The argument that the GOP can rebuild an electoral majority by shrugging off its anti-government mentality and strategically accepting key elements of the New Deal/Great Society legacy is not new, though it hasn't been heard in a while ... Indeed, this was the animating idea of the "moderate" or even "liberal" Republicans of yore, who struggled with the conservative movement for control of the GOP for decades, and didn't completely succumb until 1976, 1980, or even 1994, depending on how you measure these things.
... To conservatives, [Nelson] Rockefeller was the perfect embodiment of an elite, anti-grass-roots tradition of Eastern Seabord Republicanism, and popular support for him was no more genuine than the manufactured "We Want Willkie!" demonstrations in 1940 that representated an earlier form of the same "betrayal" ... But looked at from another angle, Rocky (along with other prominent Republicans of the 1960s and 1970s, such as George Romney, Chuck Percy, and Bill Scranton, in a tradition that went back through Ike and Tom Dewey, all the way to Alf Landon) was a Republican "modernizer" who believed, like Douthat and Salam, that the anti-government habits of GOP conservatives bred during the long era of opposition to the New Deal were keeping Republicans from harvesting a vast number of middle-class votes.
Teddy White wasn't alone in viewing pols like Rockefeller as representing a vibrant future-oriented option for the GOP, and not the elitist symbol of surrender to Big Government so familiar in conservative polemics. In the 1960s and much of the 1970s, the Ripon Society, promoting a distinctive blend of social liberalism and market-oriented public-sector activism, was a happenin' place within the Republican Party ... And while Richard Nixon's Disraeli-style experiments in public-sector activism may have been motivated by sheer political opportunism, they were as legitimate an expression of a certain brand of Republican philosophy at the time as his better-known pioneering of a harsh and divisive cultural conservatism, and did contribute to his 1972 landslide victory.
I think the Rockefeller Republican tradition is a useful one for today's GOP to look back on, but I tend to think that it's useful primarily as a cautionary tale. Republicans in this tradition did achieve some real successes, in policy as well as politics, but in hindsight they often look like prisoners of me-tooism: They became so convinced that the only way the GOP could win was to accept the post-Roosevelt consensus that they missed the opportunity afforded by the post-Sixties crack-up to actually offer real reforms to that consensus. As a result they lost the GOP, and eventually the country, to the once-unlikely alliance of Goldwaterites and neoconservatives - by which I mean not only the Podhoretzes and Kirkpatricks, but all the ex-liberal voters, from blue-collar Catholics to Sunbelt evangelicals, who joined the GOP in the '70s and '80s, and eventually formed the heart of the new Republican majority.
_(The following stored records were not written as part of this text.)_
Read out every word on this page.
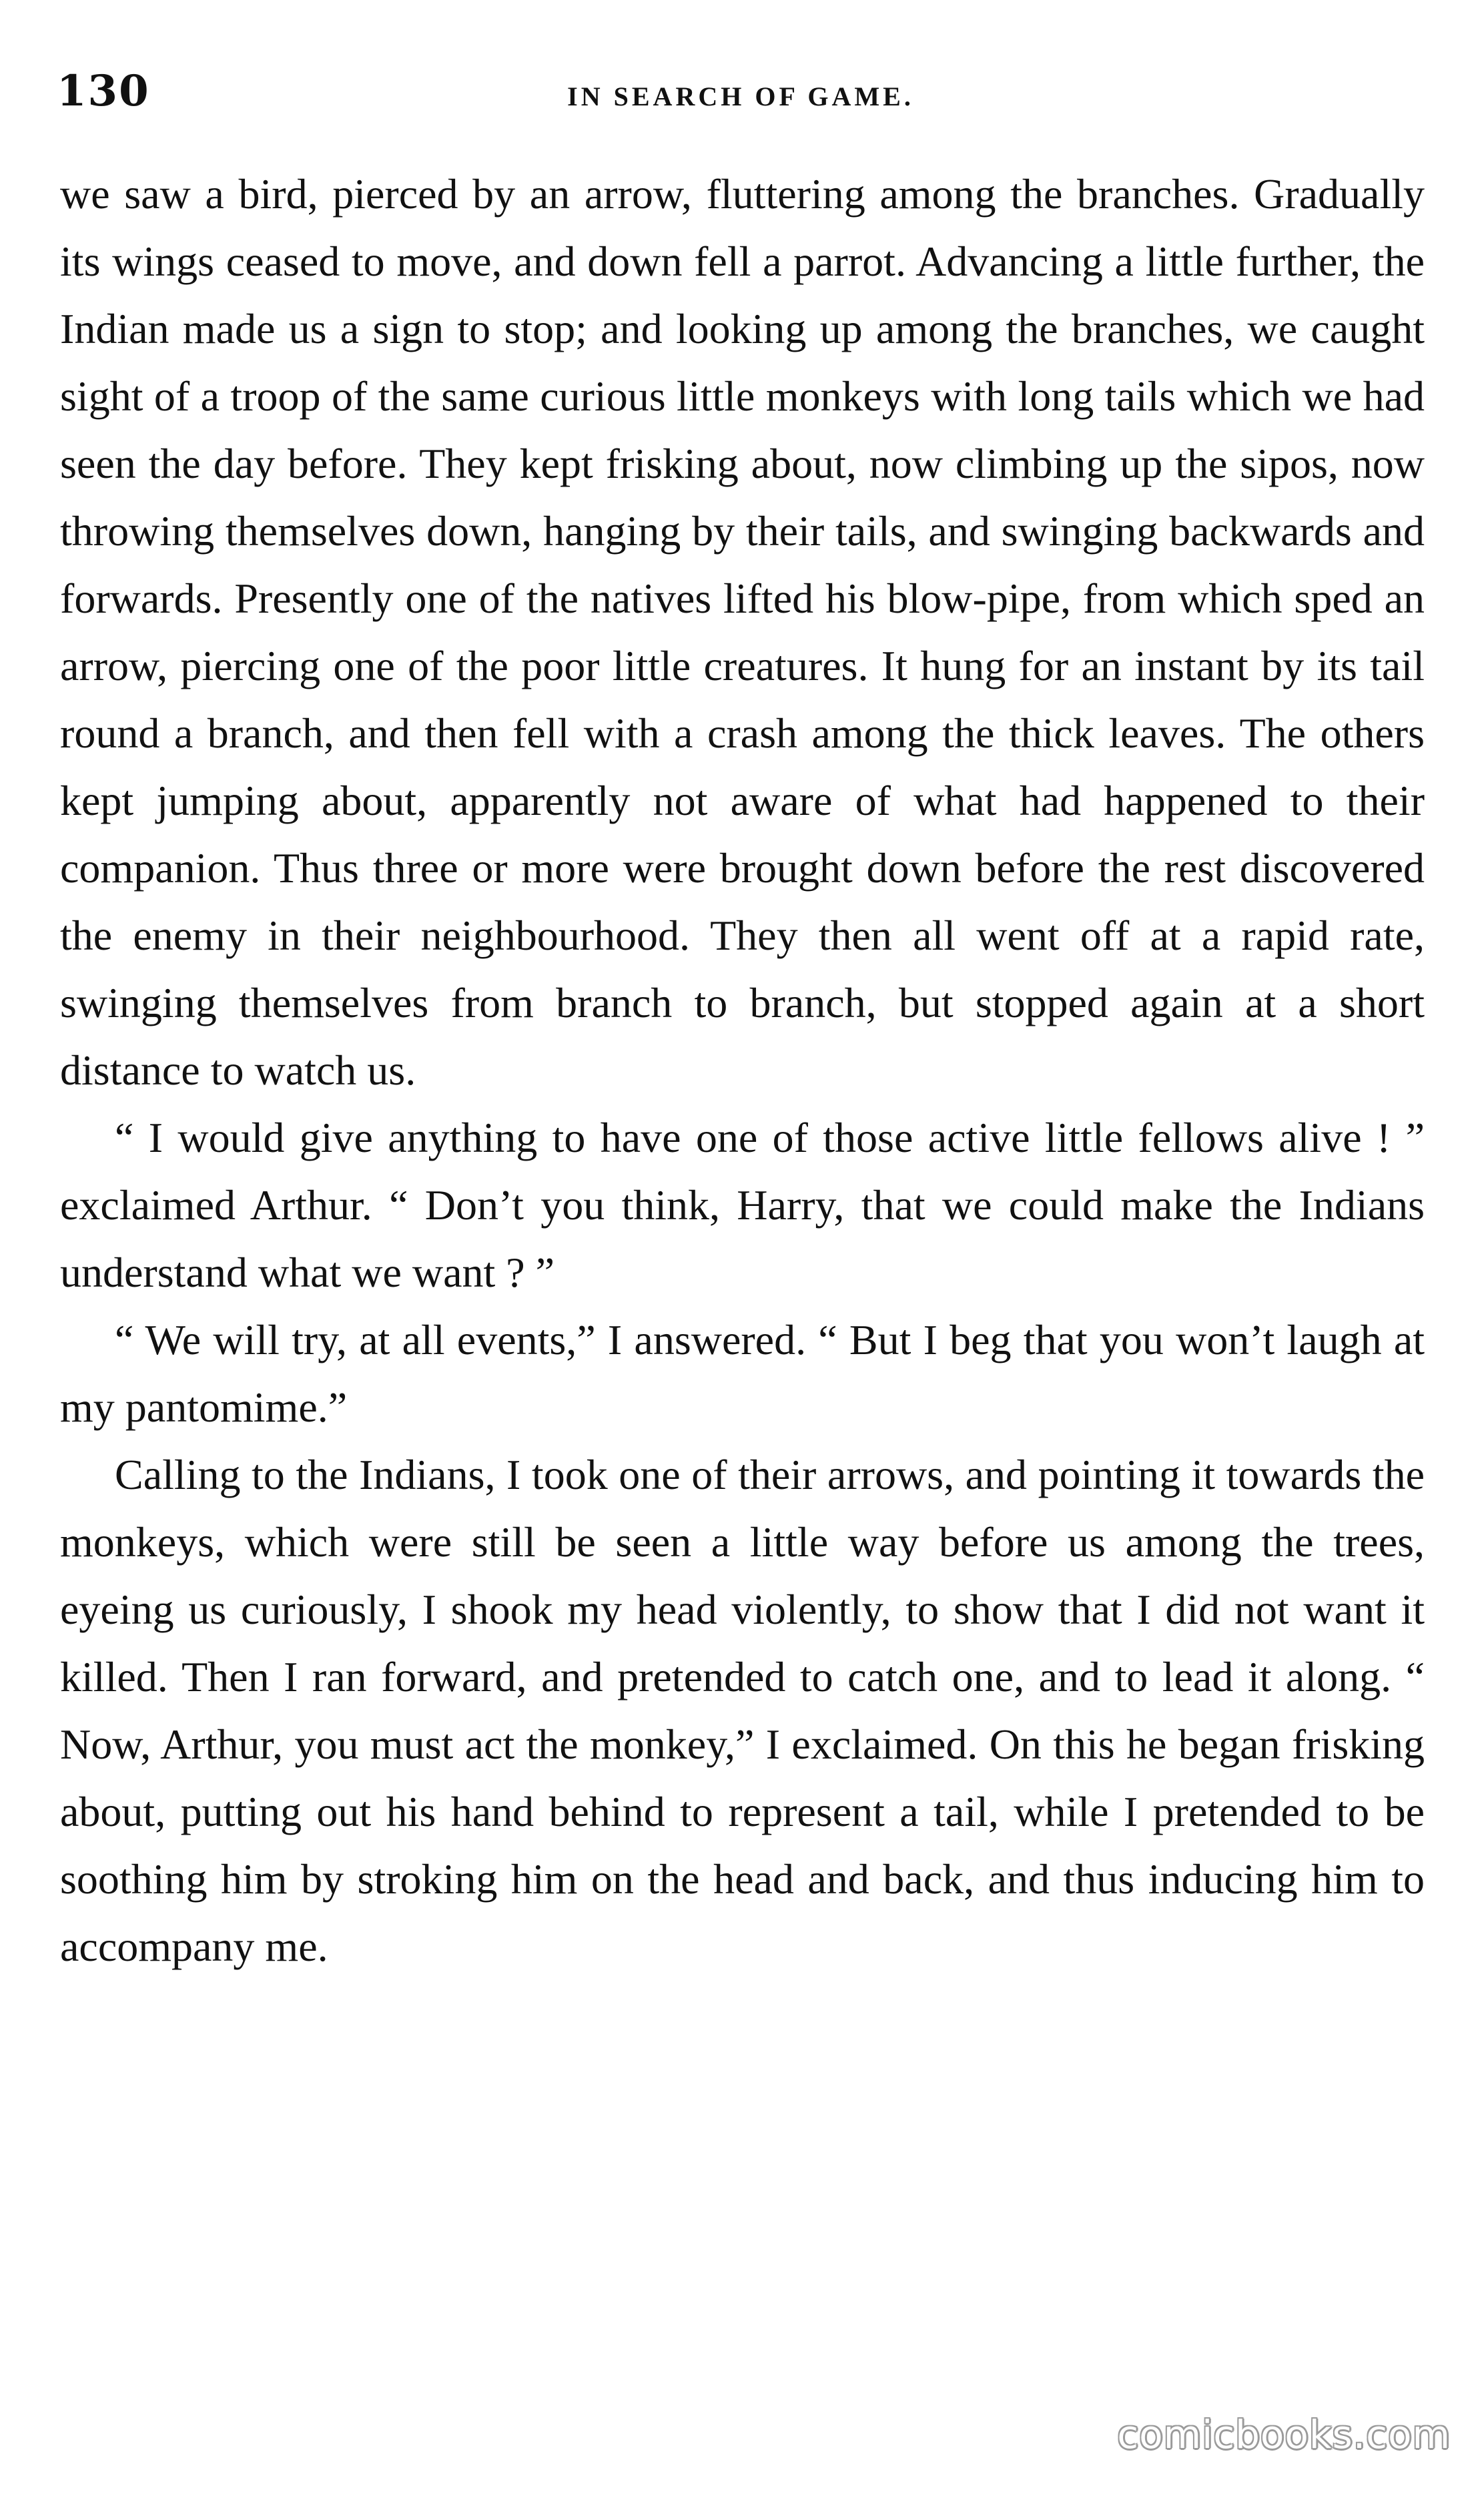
130	IN SEARCH OF GAME.

we saw a bird, pierced by an arrow, fluttering among the branches. Gradually its wings ceased to move, and down fell a parrot. Advancing a little further, the Indian made us a sign to stop; and looking up among the branches, we caught sight of a troop of the same curious little monkeys with long tails which we had seen the day before. They kept frisking about, now climbing up the sipos, now throwing themselves down, hanging by their tails, and swinging backwards and forwards. Presently one of the natives lifted his blow-pipe, from which sped an arrow, piercing one of the poor little creatures. It hung for an instant by its tail round a branch, and then fell with a crash among the thick leaves. The others kept jumping about, apparently not aware of what had happened to their companion. Thus three or more were brought down before the rest discovered the enemy in their neighbourhood. They then all went off at a rapid rate, swinging themselves from branch to branch, but stopped again at a short distance to watch us.

“ I would give anything to have one of those active little fellows alive ! ” exclaimed Arthur. “ Don’t you think, Harry, that we could make the Indians understand what we want ? ”

“ We will try, at all events,” I answered. “ But I beg that you won’t laugh at my pantomime.”

Calling to the Indians, I took one of their arrows, and pointing it towards the monkeys, which were still be seen a little way before us among the trees, eyeing us curiously, I shook my head violently, to show that I did not want it killed. Then I ran forward, and pretended to catch one, and to lead it along. “ Now, Arthur, you must act the monkey,” I exclaimed. On this he began frisking about, putting out his hand behind to represent a tail, while I pretended to be soothing him by stroking him on the head and back, and thus inducing him to accompany me.

comicbooks.com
This is why Grand New Party spends a lot more time on the neoconservative tradition, broadly understood, than on the Rockefeller-Republican tradition. The Rockefeller types were too often content to imitate what the Democrats were offering; the neoconservatives were bold enough to offer something different. Liberal Republicanism gave us John Lindsay's mayoralty; neoconservatism gave us Rudy Giuliani's. Liberal Republicanism gave us Richard Nixon's wage and price controls; neoconservatism gave us Ronald Reagan's economic boom. Liberal Republicanism gave us affirmative action; neoconservatism gave us welfare reform. And so on.
I spend a lot of time talking about the dangers of the retrenchment mentality on the Right - by which I mean the assumption that all the GOP needs is to go back to conservative basics, to promise to bust pork and drill in ANWR, and its majority will magically reappear. But me-tooism is a major danger as well. Talking like a Democrat may be a matter of political survival for, say, Gordon Smith, but you can't build a successful national party without finding a way to draw distinctions, and having a GOP that reacts to the Democrats' success simply by offering similar policies with minor modifications (as John McCain has done on cap-and-trade, for instance) is bad for the party in the short term - the Rockefeller Republicans won their share of elections, but they never managed to break the Roosevelt majority's hold on Congress - and bad for the country in the long term. If there's anything I've taken away from the experience of writing this book, it's that we need a wider-ranging conversation about domestic policy, not a narrower one - and for that to happen, tomorrow's reformist Republicans need to be more creative about looking for reforms that the Democrats can't (or won't) champion than the Rockefeller Republicans were before them.